L'enquête sur sa mort traîne encore.

“Nous espérons le meilleur, mais nous ne sommes pas près de connaître la vérité”, a expliqué la mère de Masai, Gillian Munyao, à l'AFP dans sa maison, où une photo de son fils aux dreadlocks est accrochée au mur.

Elle a trouvé son fils gisant sans vie dans une mare de sang dans une clinique où il avait été emmené ce jour-là.

Le procureur de l'État a expliqué qu'un manque de témoins retarde les progrès dans l'affaire.

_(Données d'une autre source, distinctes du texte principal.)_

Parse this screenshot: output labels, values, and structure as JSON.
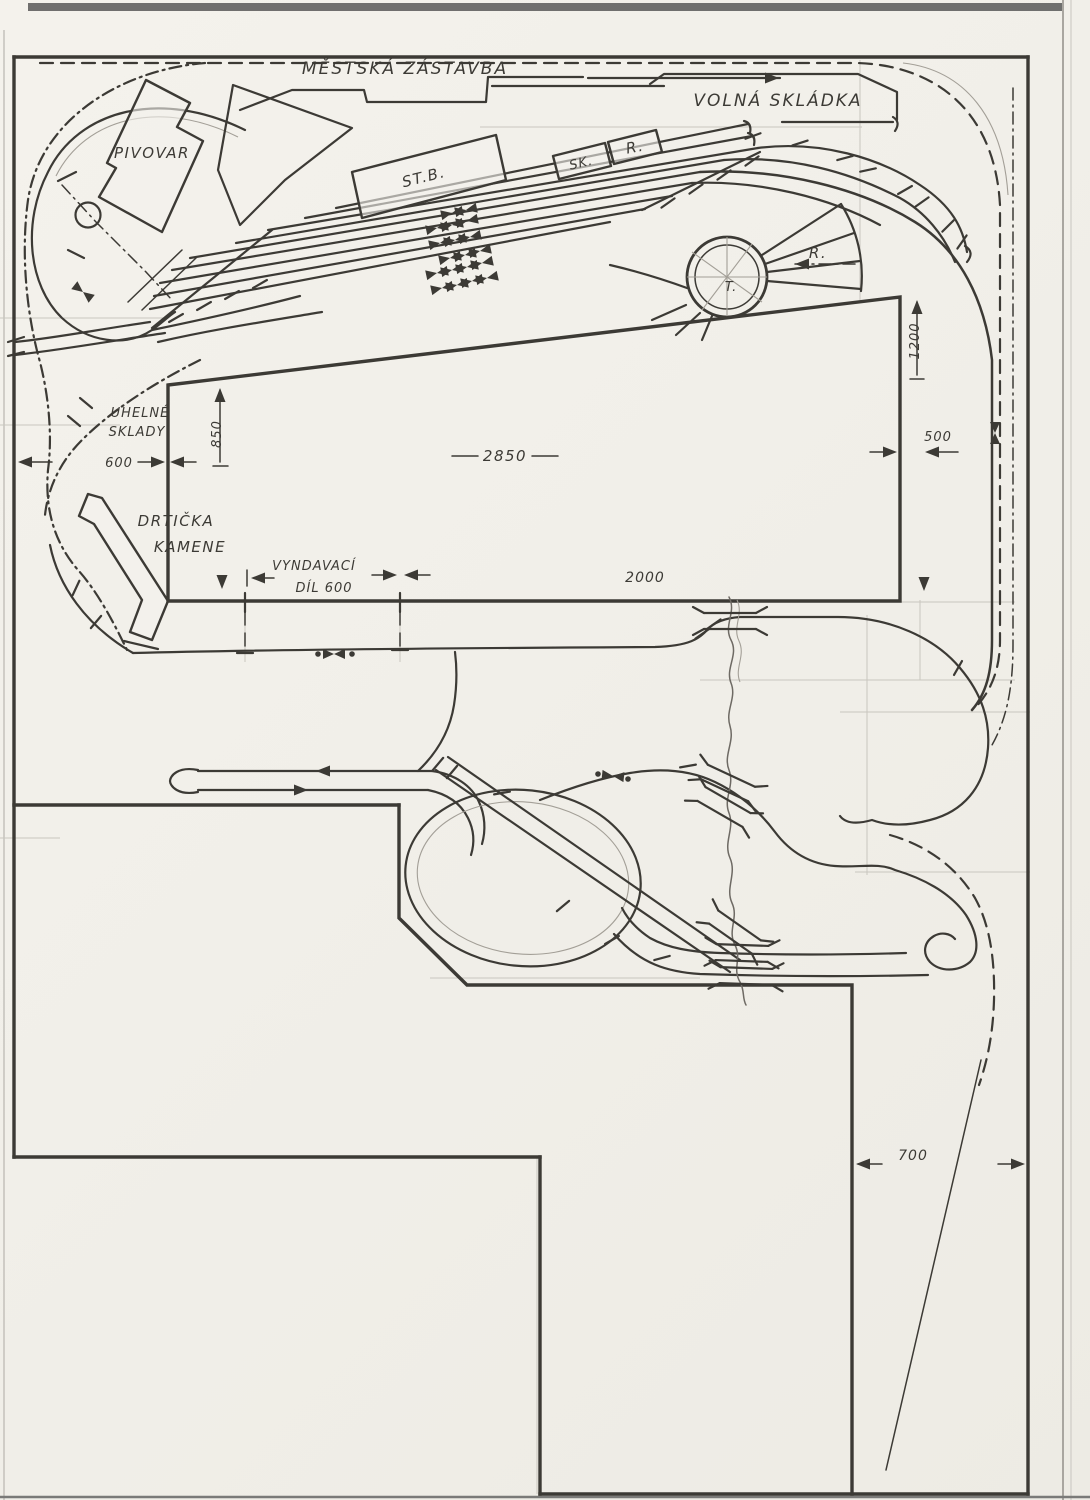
{
  "labels": {
    "mestska_zastavba": "MĚSTSKÁ ZÁSTAVBA",
    "volna_skladka": "VOLNÁ SKLÁDKA",
    "pivovar": "PIVOVAR",
    "st_b": "ST.B.",
    "sk": "SK.",
    "r_building": "R.",
    "r_depot": "R.",
    "t_turntable": "T.",
    "uhelne_line1": "UHELNÉ",
    "uhelne_line2": "SKLADY",
    "drticka_line1": "DRTIČKA",
    "drticka_line2": "KAMENE",
    "vyndavaci_line1": "VYNDAVACÍ",
    "vyndavaci_line2": "DÍL 600"
  },
  "dimensions": {
    "d850": "850",
    "d600": "600",
    "d2850": "2850",
    "d500": "500",
    "d1200": "1200",
    "d2000": "2000",
    "d700": "700"
  },
  "colors": {
    "paper": "#f2f0ea",
    "ink": "#3c3a35",
    "pencil": "#a39f97",
    "faint": "#c9c6bf",
    "scan": "#585858"
  }
}
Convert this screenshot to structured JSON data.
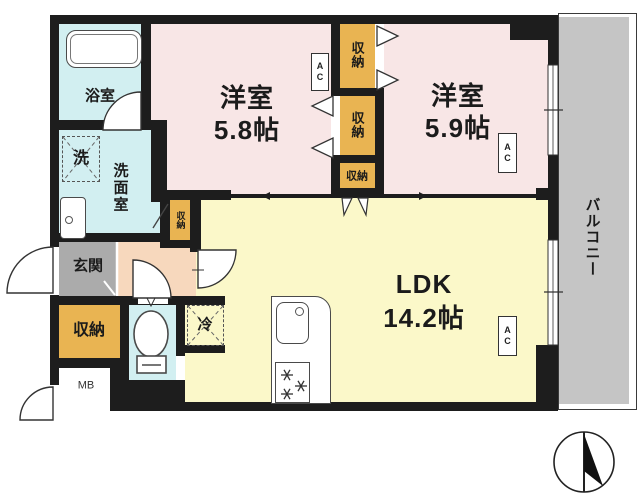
{
  "plan_title": "apartment-floor-plan",
  "labels": {
    "room1_name": "洋室",
    "room1_size": "5.8帖",
    "room2_name": "洋室",
    "room2_size": "5.9帖",
    "ldk_name": "LDK",
    "ldk_size": "14.2帖",
    "bathroom": "浴室",
    "washing_machine": "洗",
    "washroom": "洗面室",
    "entrance": "玄関",
    "storage": "収納",
    "meter_box": "MB",
    "refrigerator": "冷",
    "balcony": "バルコニー",
    "air_conditioner": "AC"
  },
  "colors": {
    "wall": "#1d1d1d",
    "western_room": "#f8e6e6",
    "ldk": "#fbf8c9",
    "wet_area": "#d2eff1",
    "storage": "#e9b452",
    "entrance": "#ababab",
    "hallway": "#f7d8bd",
    "balcony": "#c5c5c5"
  }
}
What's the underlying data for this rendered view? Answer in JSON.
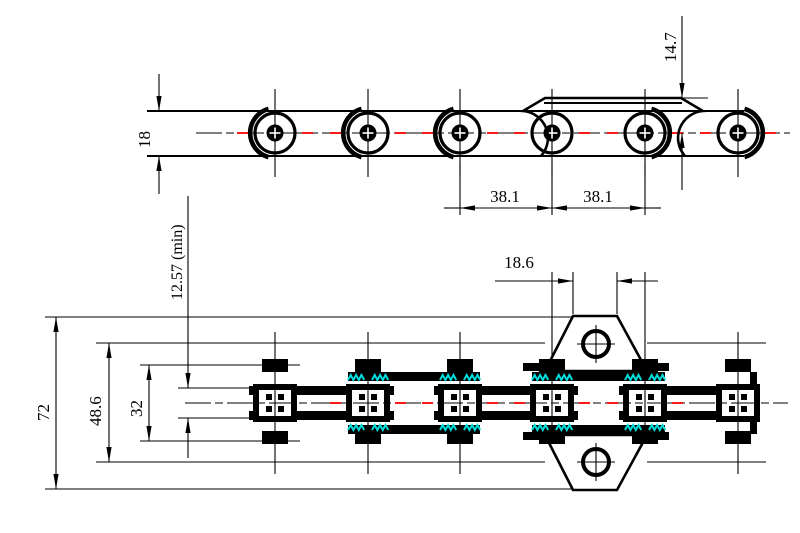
{
  "colors": {
    "ink": "#000000",
    "paper": "#ffffff",
    "centerline_red": "#ff0000",
    "hatch_cyan": "#00dcdc"
  },
  "side_view": {
    "dim_roller_od": "18",
    "dim_attachment_height": "14.7",
    "dim_pitch_left": "38.1",
    "dim_pitch_right": "38.1"
  },
  "plan_view": {
    "dim_overall_width": "72",
    "dim_pin_length": "48.6",
    "dim_over_plates": "32",
    "dim_min_inner_width": "12.57 (min)",
    "dim_attachment_top_width": "18.6"
  }
}
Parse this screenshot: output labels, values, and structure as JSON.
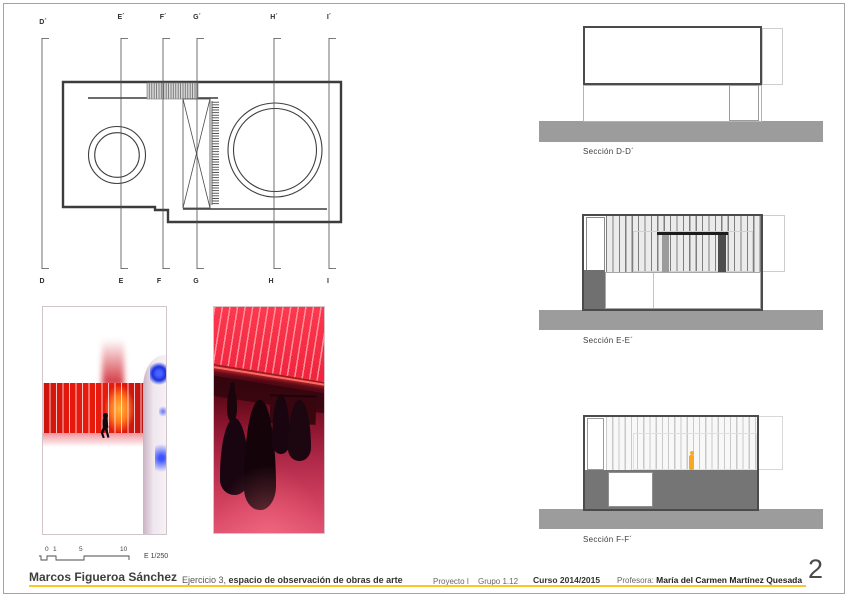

Un témoin potentiel a refusé de se manifester par crainte que la police ne le fasse “disparaitre de force”, a expliqué Munyao.

Des funérailles innombrables

Hussein Khalid, responsable du groupe de défense des droits Vocal Africa, a blâmé un “manque de coopération des autorités”.

“Quand vous obtenez des preuves, le problème malheureux est que vous devez les remettre à la police elle-même”, a-t-il affirmé.

Il a perdu le compte du nombre de funérailles auxquelles il a assisté après les manifestations, les estimant entre 20 et 30.

“Était-il nécessaire de déchaîner une telle force brutale contre de jeunes Kényans innocents ?” a-t-il demandé.

Les politiciens ont montré peu d'intérêt pour leur responsabilité ou pour tirer des leçons des troubles.

“Des gens ont été tués, nous avons exprimé notre sympathie, nous sommes passés à autre chose”, a indiqué Bashir Abdullahi, membre de la coalition au pouvoir, au parlement lors d'un débat sur les manifestations le mois dernier.

Mais pour les familles des victimes, la quête de justice “signifie beaucoup”, a rappelé le père de Masai, Chrispin Odawa.

“La blessure ne guérira jamais”, a-t-il affirmé.